Ces voitures, on en a déjà croisé sur l’autoroute du Soleil. Thomas Mailaender aussi, lui qui vit à Marseille. Comme à Sète, derrière les grillages du port autonome de la cité phocéenne, elles sont prêtes à être embarquées pour le Maghreb. « Derrière les images de ces voitures, on trouve des histoires, raconte le photographe. J’ai voulu les capter avec l’objectif et je me suis fais embaucher par la SNCM, sur le port. Puisque leur poids et leur hauteur ne sont pas taxés, ces voitures servent carrément de conteneurs pour transporter des marchandises amenées au pays. Certaines n’ont mémo pas de moteur : elles sont embarquées, débarquées et elles reviennent par le môme bateau ! »

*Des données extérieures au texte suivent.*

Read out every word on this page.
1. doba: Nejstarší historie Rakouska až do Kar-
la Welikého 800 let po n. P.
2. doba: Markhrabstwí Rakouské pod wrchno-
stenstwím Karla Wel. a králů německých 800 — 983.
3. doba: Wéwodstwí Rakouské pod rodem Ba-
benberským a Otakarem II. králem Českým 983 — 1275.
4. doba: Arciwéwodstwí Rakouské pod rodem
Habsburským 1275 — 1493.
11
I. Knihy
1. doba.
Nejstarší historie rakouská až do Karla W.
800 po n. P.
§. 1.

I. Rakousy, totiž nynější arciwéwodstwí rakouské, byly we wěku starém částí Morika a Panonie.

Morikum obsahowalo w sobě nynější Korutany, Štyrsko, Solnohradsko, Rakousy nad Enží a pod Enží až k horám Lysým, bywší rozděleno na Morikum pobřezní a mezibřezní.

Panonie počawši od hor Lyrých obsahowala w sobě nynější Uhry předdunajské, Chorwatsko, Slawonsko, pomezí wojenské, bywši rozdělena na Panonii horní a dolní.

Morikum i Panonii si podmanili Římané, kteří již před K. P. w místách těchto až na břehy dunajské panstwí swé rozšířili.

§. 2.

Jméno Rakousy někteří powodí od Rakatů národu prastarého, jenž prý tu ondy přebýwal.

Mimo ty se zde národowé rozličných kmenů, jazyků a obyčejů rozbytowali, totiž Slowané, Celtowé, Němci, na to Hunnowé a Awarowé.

Alors Thomas les a photographiées en mode argentique et détourées grâce à un logiciel numérique. Elles sont de profil, de face ou vues de l’arrière. Souvent de vieilles guimbardes, chargées jusqu’à n’en plus finir. Et il a appelé sa série de clichés « Les voitures cathédrales », qui compose l’exposition extérieure inaugurée hier midi. Il s’agit de photos grand format, presque en trompe-l’œil pour les automobilistes qui longent la place Jean-Jaurès. Thomas Mailaender, qui a suivi ses études à Paris et qui vit désormais à Nice, n’est pas le seul artiste invité à Lens. Dans le cadre des « Transphotographiques », un festival d’expos internationales sur Lille, Calais, Courtrai, Valenciennes, Arras et donc Lens, le thème « Hors circuits » a aussi été abordé par Benoit Dorchies, dont les photos sont présentées dans le hall de l’hôtel de ville, toujours en partenariat avec l’association Lez Arts de Lens. Benoît Dorchies a titré son exposition « Sambre Le long de la rivière », on se croise, on y pèche, on s’arrête quand passe un bateau, on se baigne, on y joue, on y déambule en famille le dimanche… C’est cette vision très colorée que le photographe a souhaité restituer à sa manière, en noir et blanc pour en dégager la force. Chaque prise de vue raconte une histoire, une simple rencontre, un échange. Ici, la vie s’écoule paisiblement, au gré des ondes de la rivière.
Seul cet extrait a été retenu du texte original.